Creative Capital Pamphlet Text

 

"I play games all the time," confesses Eddo Stern, speaking with a note of pride. The Los Angeles-based artist is a former game programmer who makes artwork that employs elements of gaming, examining their intrinsic function in shaping cross-cultural fantasies and ideologies. He also writes and lectures on games, and through the artists' cooperative C-Level, which he founded, generates public discussion of gaming culture through carnivalesque, performative gaming events.

 

"I have always been interested in how games operate as a part of pop culture," explains Stern, "but also in looking at the deep-rooted ideologies behind them. What genres happen to be dominant, for example? Why war games, fantasy, and sports? Also, as an artist I see games as the most successful, most engaging form of interactive media. But it's a shame that these media forms always propagate the same old narratives.
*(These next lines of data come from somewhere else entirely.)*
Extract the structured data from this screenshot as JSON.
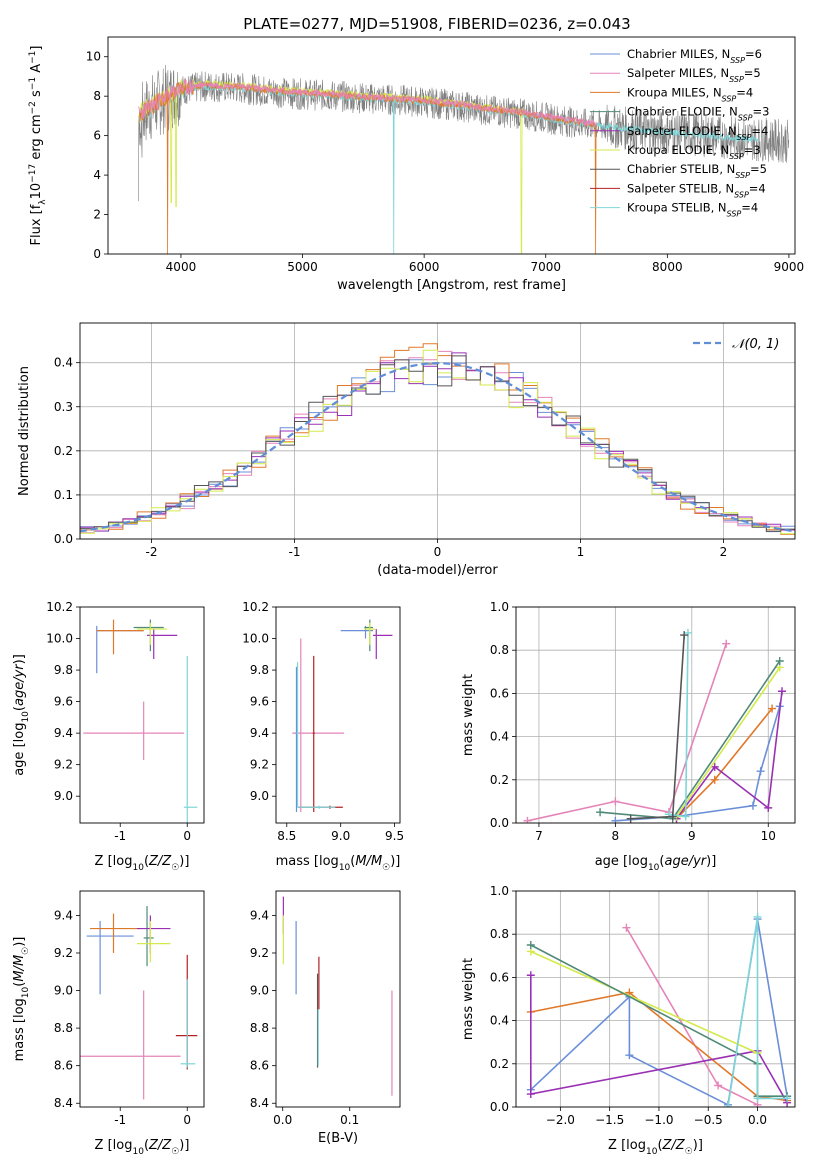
{
  "figure_title": "PLATE=0277, MJD=51908, FIBERID=0236, z=0.043",
  "colors": {
    "Chabrier MILES": "#6a8fd8",
    "Salpeter MILES": "#e584b8",
    "Kroupa MILES": "#e0782a",
    "Chabrier ELODIE": "#4f8a78",
    "Salpeter ELODIE": "#9a30b4",
    "Kroupa ELODIE": "#d4ea4c",
    "Chabrier STELIB": "#555555",
    "Salpeter STELIB": "#b22222",
    "Kroupa STELIB": "#7fd6d8"
  },
  "chart_data": [
    {
      "id": "spectrum",
      "type": "line",
      "title": "PLATE=0277, MJD=51908, FIBERID=0236, z=0.043",
      "xlabel": "wavelength [Angstrom, rest frame]",
      "ylabel": "Flux [f_λ 10^-17 erg cm^-2 s^-1 A^-1]",
      "xlim": [
        3400,
        9050
      ],
      "ylim": [
        0,
        11
      ],
      "xticks": [
        4000,
        5000,
        6000,
        7000,
        8000,
        9000
      ],
      "yticks": [
        0,
        2,
        4,
        6,
        8,
        10
      ],
      "grid": false,
      "legend_position": "top-right",
      "legend": [
        {
          "label": "Chabrier MILES, N",
          "sub": "SSP",
          "suffix": "=6",
          "model": "Chabrier MILES"
        },
        {
          "label": "Salpeter MILES, N",
          "sub": "SSP",
          "suffix": "=5",
          "model": "Salpeter MILES"
        },
        {
          "label": "Kroupa MILES, N",
          "sub": "SSP",
          "suffix": "=4",
          "model": "Kroupa MILES"
        },
        {
          "label": "Chabrier ELODIE, N",
          "sub": "SSP",
          "suffix": "=3",
          "model": "Chabrier ELODIE"
        },
        {
          "label": "Salpeter ELODIE, N",
          "sub": "SSP",
          "suffix": "=4",
          "model": "Salpeter ELODIE"
        },
        {
          "label": "Kroupa ELODIE, N",
          "sub": "SSP",
          "suffix": "=3",
          "model": "Kroupa ELODIE"
        },
        {
          "label": "Chabrier STELIB, N",
          "sub": "SSP",
          "suffix": "=5",
          "model": "Chabrier STELIB"
        },
        {
          "label": "Salpeter STELIB, N",
          "sub": "SSP",
          "suffix": "=4",
          "model": "Salpeter STELIB"
        },
        {
          "label": "Kroupa STELIB, N",
          "sub": "SSP",
          "suffix": "=4",
          "model": "Kroupa STELIB"
        }
      ],
      "data_continuum": [
        [
          3650,
          7.0
        ],
        [
          3800,
          7.6
        ],
        [
          4000,
          8.3
        ],
        [
          4200,
          8.5
        ],
        [
          4500,
          8.4
        ],
        [
          4800,
          8.2
        ],
        [
          5000,
          8.1
        ],
        [
          5300,
          8.0
        ],
        [
          5500,
          7.9
        ],
        [
          5800,
          7.8
        ],
        [
          6000,
          7.7
        ],
        [
          6300,
          7.5
        ],
        [
          6500,
          7.3
        ],
        [
          6800,
          7.1
        ],
        [
          7000,
          6.9
        ],
        [
          7300,
          6.6
        ],
        [
          7600,
          6.4
        ],
        [
          7900,
          6.2
        ],
        [
          8200,
          6.1
        ],
        [
          8500,
          5.9
        ],
        [
          8800,
          5.8
        ],
        [
          9000,
          5.7
        ]
      ],
      "data_noise_amplitude": 0.8,
      "model_series": [
        {
          "model": "Kroupa STELIB",
          "x_range": [
            3650,
            8750
          ],
          "offset": 0.0,
          "drops": [
            [
              5750,
              0
            ]
          ]
        },
        {
          "model": "Kroupa ELODIE",
          "x_range": [
            3650,
            6810
          ],
          "offset": 0.15,
          "drops": [
            [
              3920,
              2.6
            ],
            [
              3960,
              2.4
            ],
            [
              6800,
              0
            ]
          ]
        },
        {
          "model": "Kroupa MILES",
          "x_range": [
            3650,
            7420
          ],
          "offset": 0.05,
          "drops": [
            [
              3890,
              0
            ],
            [
              7410,
              0
            ]
          ]
        },
        {
          "model": "Salpeter MILES",
          "x_range": [
            3650,
            7420
          ],
          "offset": 0.1,
          "drops": []
        }
      ]
    },
    {
      "id": "residual_histogram",
      "type": "histogram",
      "xlabel": "(data-model)/error",
      "ylabel": "Normed distribution",
      "xlim": [
        -2.5,
        2.5
      ],
      "ylim": [
        0,
        0.49
      ],
      "xticks": [
        -2,
        -1,
        0,
        1,
        2
      ],
      "yticks": [
        0.0,
        0.1,
        0.2,
        0.3,
        0.4
      ],
      "grid": true,
      "legend_position": "top-right",
      "reference_curve": {
        "label": "𝒩(0, 1)",
        "mean": 0,
        "sigma": 1,
        "style": "dashed"
      },
      "bin_width": 0.1,
      "bin_start": -2.5,
      "histograms": [
        {
          "model": "Chabrier MILES",
          "jitter_seed": 1
        },
        {
          "model": "Salpeter MILES",
          "jitter_seed": 2
        },
        {
          "model": "Kroupa MILES",
          "jitter_seed": 3
        },
        {
          "model": "Salpeter ELODIE",
          "jitter_seed": 4
        },
        {
          "model": "Kroupa ELODIE",
          "jitter_seed": 5
        },
        {
          "model": "Chabrier STELIB",
          "jitter_seed": 6
        }
      ]
    },
    {
      "id": "age_vs_Z",
      "type": "errorbar",
      "xlabel": "Z [log10(Z/Z☉)]",
      "ylabel": "age  [log10(age/yr)]",
      "xlim": [
        -1.6,
        0.25
      ],
      "ylim": [
        8.83,
        10.2
      ],
      "xticks": [
        -1,
        0
      ],
      "yticks": [
        9.0,
        9.2,
        9.4,
        9.6,
        9.8,
        10.0,
        10.2
      ],
      "points": [
        {
          "model": "Chabrier MILES",
          "x": -1.35,
          "xerr": [
            0.0,
            0.7
          ],
          "y": 10.05,
          "yerr": [
            0.27,
            0.03
          ]
        },
        {
          "model": "Kroupa MILES",
          "x": -1.1,
          "xerr": [
            0.25,
            0.45
          ],
          "y": 10.05,
          "yerr": [
            0.15,
            0.07
          ]
        },
        {
          "model": "Chabrier ELODIE",
          "x": -0.55,
          "xerr": [
            0.25,
            0.2
          ],
          "y": 10.07,
          "yerr": [
            0.15,
            0.05
          ]
        },
        {
          "model": "Salpeter ELODIE",
          "x": -0.5,
          "xerr": [
            0.1,
            0.35
          ],
          "y": 10.02,
          "yerr": [
            0.15,
            0.04
          ]
        },
        {
          "model": "Kroupa ELODIE",
          "x": -0.55,
          "xerr": [
            0.2,
            0.25
          ],
          "y": 10.06,
          "yerr": [
            0.1,
            0.04
          ]
        },
        {
          "model": "Salpeter MILES",
          "x": -0.65,
          "xerr": [
            0.9,
            0.6
          ],
          "y": 9.4,
          "yerr": [
            0.17,
            0.2
          ]
        },
        {
          "model": "Kroupa STELIB",
          "x": 0.0,
          "xerr": [
            0.05,
            0.15
          ],
          "y": 8.93,
          "yerr": [
            0.1,
            0.96
          ]
        }
      ]
    },
    {
      "id": "age_vs_mass",
      "type": "errorbar",
      "xlabel": "mass [log10(M/M☉)]",
      "ylabel": "",
      "xlim": [
        8.4,
        9.55
      ],
      "ylim": [
        8.83,
        10.2
      ],
      "xticks": [
        8.5,
        9.0,
        9.5
      ],
      "yticks": [
        9.0,
        9.2,
        9.4,
        9.6,
        9.8,
        10.0,
        10.2
      ],
      "points": [
        {
          "model": "Chabrier MILES",
          "x": 9.23,
          "xerr": [
            0.23,
            0.07
          ],
          "y": 10.05,
          "yerr": [
            0.05,
            0.03
          ]
        },
        {
          "model": "Chabrier ELODIE",
          "x": 9.27,
          "xerr": [
            0.05,
            0.03
          ],
          "y": 10.07,
          "yerr": [
            0.15,
            0.05
          ]
        },
        {
          "model": "Salpeter ELODIE",
          "x": 9.33,
          "xerr": [
            0.03,
            0.15
          ],
          "y": 10.02,
          "yerr": [
            0.15,
            0.04
          ]
        },
        {
          "model": "Kroupa ELODIE",
          "x": 9.27,
          "xerr": [
            0.05,
            0.05
          ],
          "y": 10.06,
          "yerr": [
            0.1,
            0.04
          ]
        },
        {
          "model": "Salpeter MILES",
          "x": 8.63,
          "xerr": [
            0.08,
            0.4
          ],
          "y": 9.4,
          "yerr": [
            0.5,
            0.6
          ]
        },
        {
          "model": "Chabrier MILES",
          "x": 8.59,
          "xerr": [
            0.01,
            0.01
          ],
          "y": 9.4,
          "yerr": [
            0.5,
            0.42
          ]
        },
        {
          "model": "Salpeter STELIB",
          "x": 8.75,
          "xerr": [
            0.01,
            0.01
          ],
          "y": 9.4,
          "yerr": [
            0.5,
            0.49
          ]
        },
        {
          "model": "Salpeter STELIB",
          "x": 8.9,
          "xerr": [
            0.3,
            0.12
          ],
          "y": 8.93,
          "yerr": [
            0.01,
            0.01
          ]
        },
        {
          "model": "Kroupa STELIB",
          "x": 8.8,
          "xerr": [
            0.2,
            0.15
          ],
          "y": 8.93,
          "yerr": [
            0.01,
            0.01
          ]
        },
        {
          "model": "Kroupa STELIB",
          "x": 8.6,
          "xerr": [
            0.01,
            0.01
          ],
          "y": 9.4,
          "yerr": [
            0.47,
            0.45
          ]
        }
      ]
    },
    {
      "id": "weight_vs_age",
      "type": "line",
      "xlabel": "age  [log10(age/yr)]",
      "ylabel": "mass weight",
      "xlim": [
        6.7,
        10.35
      ],
      "ylim": [
        0,
        1
      ],
      "xticks": [
        7,
        8,
        9,
        10
      ],
      "yticks": [
        0.0,
        0.2,
        0.4,
        0.6,
        0.8,
        1.0
      ],
      "grid": true,
      "series": [
        {
          "model": "Salpeter MILES",
          "x": [
            6.85,
            8.0,
            8.7,
            9.45
          ],
          "y": [
            0.01,
            0.1,
            0.05,
            0.83
          ]
        },
        {
          "model": "Chabrier MILES",
          "x": [
            8.0,
            8.8,
            9.8,
            9.9,
            10.15
          ],
          "y": [
            0.01,
            0.03,
            0.08,
            0.24,
            0.54
          ]
        },
        {
          "model": "Kroupa MILES",
          "x": [
            8.8,
            9.3,
            10.05
          ],
          "y": [
            0.02,
            0.2,
            0.53
          ]
        },
        {
          "model": "Salpeter ELODIE",
          "x": [
            8.8,
            9.3,
            10.0,
            10.18
          ],
          "y": [
            0.02,
            0.26,
            0.07,
            0.61
          ]
        },
        {
          "model": "Kroupa ELODIE",
          "x": [
            8.8,
            10.15
          ],
          "y": [
            0.03,
            0.72
          ]
        },
        {
          "model": "Chabrier ELODIE",
          "x": [
            7.8,
            8.75,
            10.15
          ],
          "y": [
            0.05,
            0.02,
            0.75
          ]
        },
        {
          "model": "Kroupa STELIB",
          "x": [
            8.7,
            8.92,
            8.95
          ],
          "y": [
            0.04,
            0.03,
            0.88
          ]
        },
        {
          "model": "Chabrier STELIB",
          "x": [
            8.2,
            8.75,
            8.9
          ],
          "y": [
            0.02,
            0.03,
            0.87
          ]
        }
      ]
    },
    {
      "id": "mass_vs_Z",
      "type": "errorbar",
      "xlabel": "Z [log10(Z/Z☉)]",
      "ylabel": "mass [log10(M/M☉)]",
      "xlim": [
        -1.6,
        0.25
      ],
      "ylim": [
        8.38,
        9.53
      ],
      "xticks": [
        -1,
        0
      ],
      "yticks": [
        8.4,
        8.6,
        8.8,
        9.0,
        9.2,
        9.4
      ],
      "points": [
        {
          "model": "Chabrier MILES",
          "x": -1.3,
          "xerr": [
            0.2,
            0.5
          ],
          "y": 9.29,
          "yerr": [
            0.31,
            0.08
          ]
        },
        {
          "model": "Kroupa MILES",
          "x": -1.1,
          "xerr": [
            0.35,
            0.4
          ],
          "y": 9.33,
          "yerr": [
            0.13,
            0.08
          ]
        },
        {
          "model": "Chabrier ELODIE",
          "x": -0.6,
          "xerr": [
            0.05,
            0.1
          ],
          "y": 9.28,
          "yerr": [
            0.15,
            0.17
          ]
        },
        {
          "model": "Salpeter ELODIE",
          "x": -0.55,
          "xerr": [
            0.2,
            0.3
          ],
          "y": 9.33,
          "yerr": [
            0.13,
            0.07
          ]
        },
        {
          "model": "Kroupa ELODIE",
          "x": -0.55,
          "xerr": [
            0.2,
            0.3
          ],
          "y": 9.25,
          "yerr": [
            0.1,
            0.12
          ]
        },
        {
          "model": "Salpeter MILES",
          "x": -0.65,
          "xerr": [
            0.95,
            0.55
          ],
          "y": 8.65,
          "yerr": [
            0.23,
            0.35
          ]
        },
        {
          "model": "Salpeter STELIB",
          "x": 0.0,
          "xerr": [
            0.17,
            0.15
          ],
          "y": 8.76,
          "yerr": [
            0.18,
            0.43
          ]
        },
        {
          "model": "Kroupa STELIB",
          "x": 0.0,
          "xerr": [
            0.1,
            0.12
          ],
          "y": 8.61,
          "yerr": [
            0.02,
            0.45
          ]
        }
      ]
    },
    {
      "id": "mass_vs_EBV",
      "type": "errorbar",
      "xlabel": "E(B-V)",
      "ylabel": "",
      "xlim": [
        -0.01,
        0.175
      ],
      "ylim": [
        8.38,
        9.53
      ],
      "xticks": [
        0.0,
        0.1
      ],
      "yticks": [
        8.4,
        8.6,
        8.8,
        9.0,
        9.2,
        9.4
      ],
      "points": [
        {
          "model": "Salpeter ELODIE",
          "x": 0.001,
          "xerr": [
            0,
            0
          ],
          "y": 9.4,
          "yerr": [
            0.1,
            0.1
          ]
        },
        {
          "model": "Kroupa ELODIE",
          "x": 0.001,
          "xerr": [
            0,
            0
          ],
          "y": 9.28,
          "yerr": [
            0.14,
            0.12
          ]
        },
        {
          "model": "Chabrier MILES",
          "x": 0.02,
          "xerr": [
            0,
            0
          ],
          "y": 9.17,
          "yerr": [
            0.19,
            0.2
          ]
        },
        {
          "model": "Chabrier STELIB",
          "x": 0.052,
          "xerr": [
            0,
            0
          ],
          "y": 8.84,
          "yerr": [
            0.25,
            0.25
          ]
        },
        {
          "model": "Salpeter STELIB",
          "x": 0.054,
          "xerr": [
            0,
            0
          ],
          "y": 9.0,
          "yerr": [
            0.1,
            0.18
          ]
        },
        {
          "model": "Kroupa STELIB",
          "x": 0.053,
          "xerr": [
            0,
            0
          ],
          "y": 8.75,
          "yerr": [
            0.15,
            0.15
          ]
        },
        {
          "model": "Salpeter MILES",
          "x": 0.163,
          "xerr": [
            0,
            0
          ],
          "y": 8.72,
          "yerr": [
            0.28,
            0.28
          ]
        }
      ]
    },
    {
      "id": "weight_vs_Z",
      "type": "line",
      "xlabel": "Z [log10(Z/Z☉)]",
      "ylabel": "mass weight",
      "xlim": [
        -2.45,
        0.38
      ],
      "ylim": [
        0,
        1
      ],
      "xticks": [
        -2.0,
        -1.5,
        -1.0,
        -0.5,
        0.0
      ],
      "yticks": [
        0.0,
        0.2,
        0.4,
        0.6,
        0.8,
        1.0
      ],
      "grid": true,
      "series": [
        {
          "model": "Chabrier MILES",
          "x": [
            -2.3,
            -1.3,
            -1.3,
            -0.3,
            0.0,
            0.3
          ],
          "y": [
            0.08,
            0.51,
            0.24,
            0.01,
            0.87,
            0.05
          ]
        },
        {
          "model": "Salpeter MILES",
          "x": [
            -1.33,
            -0.4,
            0.0
          ],
          "y": [
            0.83,
            0.1,
            0.01
          ]
        },
        {
          "model": "Kroupa MILES",
          "x": [
            -2.3,
            -1.3,
            0.0,
            0.3
          ],
          "y": [
            0.44,
            0.53,
            0.05,
            0.03
          ]
        },
        {
          "model": "Salpeter ELODIE",
          "x": [
            -2.3,
            -2.3,
            0.0,
            0.3
          ],
          "y": [
            0.61,
            0.06,
            0.26,
            0.02
          ]
        },
        {
          "model": "Kroupa ELODIE",
          "x": [
            -2.3,
            0.0
          ],
          "y": [
            0.72,
            0.25
          ]
        },
        {
          "model": "Chabrier ELODIE",
          "x": [
            -2.3,
            0.0,
            0.0,
            0.3
          ],
          "y": [
            0.75,
            0.2,
            0.05,
            0.05
          ]
        },
        {
          "model": "Kroupa STELIB",
          "x": [
            -0.3,
            0.0,
            0.0,
            0.3
          ],
          "y": [
            0.0,
            0.88,
            0.04,
            0.04
          ]
        }
      ]
    }
  ]
}
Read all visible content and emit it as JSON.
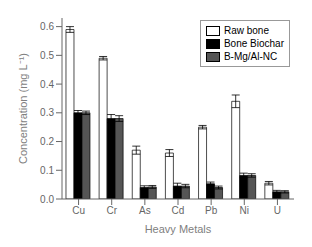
{
  "chart_data": {
    "type": "bar",
    "categories": [
      "Cu",
      "Cr",
      "As",
      "Cd",
      "Pb",
      "Ni",
      "U"
    ],
    "series": [
      {
        "name": "Raw bone",
        "color": "white",
        "values": [
          0.59,
          0.49,
          0.17,
          0.16,
          0.25,
          0.34,
          0.055
        ],
        "errors": [
          0.01,
          0.006,
          0.014,
          0.012,
          0.006,
          0.022,
          0.006
        ]
      },
      {
        "name": "Bone Biochar",
        "color": "black",
        "values": [
          0.3,
          0.28,
          0.04,
          0.045,
          0.053,
          0.082,
          0.025
        ],
        "errors": [
          0.008,
          0.014,
          0.006,
          0.01,
          0.006,
          0.008,
          0.005
        ]
      },
      {
        "name": "B-Mg/Al-NC",
        "color": "#555555",
        "values": [
          0.3,
          0.28,
          0.042,
          0.045,
          0.04,
          0.082,
          0.025
        ],
        "errors": [
          0.006,
          0.01,
          0.005,
          0.006,
          0.005,
          0.006,
          0.004
        ]
      }
    ],
    "xlabel": "Heavy Metals",
    "ylabel": "Concentration (mg L⁻¹)",
    "ylim": [
      0,
      0.63
    ],
    "yticks": [
      {
        "value": 0,
        "label": "0.0"
      },
      0.1,
      0.2,
      0.3,
      0.4,
      0.5,
      0.6
    ],
    "grid": false,
    "legend": "upper right"
  }
}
So I engage with gaming culture in various ways, by making games, infiltrating games, and so on."

 

Stern's past artworks include the acclaimed video Sheik Attack (2000) which melds Israeli pop songs with sampled computer war games, bringing to the foreground the functions of mediation and nostalgia in ideological constructs. His piece Summons to Surrender (2000) infiltrates the carefully controlled online spaces of multiplayer role-playing games, including Ultima Online, EverQuest, and Asherton's Call. "The project was about engaging a social structure that has millions of people and interjecting site-specific street performances into that space," explains Stern. "It was about trying to capitalize on an existing space, a public space, but one that is almost completely controlled by the game companies." Stern likens this virtual intervention to guerilla street performance. At any moment you can be kicked out, but while you're there, you have a great audience.

 

Among his current projects is Vietnam Romance, a video about the Vietnam war composed entirely of computer game imagery. The piece plays not only with ideas about the mediation of history, but also with the fact that we increasingly experience the world through artificial constructions. The constructions in turn prompt a form of nostalgia, but it's a nostalgia that's not clearly linked to the real.

 

Stern is also working on Redball (The Fall of the Russian Empire: Mir, Kursk, Chernobyl), which again grapples with nostalgia, both for the bygone pleasures of pinball and for the drama of the cold war. The piece will include three pinball machines, each of which will incorporate one of three icons of faltering Russian technology: the Kursk submarine, the Mir space station, and the Chernobyl nuclear facility. "The games are abusive, beating down the Russians, but there are moments where you feel sad about the whole process," explains Stern. He adds that he hopes to capture an elusive, contradictory feeling, one that includes a melancholy sorrow for a culture that was soundly defeated, and in the process, has lost much of its essence. "So one side-effect is a pathos for this other culture," he says, adding that the pinball machines will fundamentally be about encapsulating a complex, almost ineffable emotion, one linked to a complicity in cultural colonialism and imperial power.

 

While Stern may joke about his zeal for gameplaying, his interest in games and their connection to violence, history, and memory is anything but glib. "I grew up in Israel and came to the U.S. when I was 22 after being in the Army," he says, explaining that for people who have lost family members in the Holocaust or in wars, it's difficult to be indifferent about representations of violence and power. "It's a lot easier to simplify things here," he says, a fact that he fights with every artwork he makes, each of which in some ways complicates the simplistic, often binary oppositions prevalent not only in games, but in American political thought.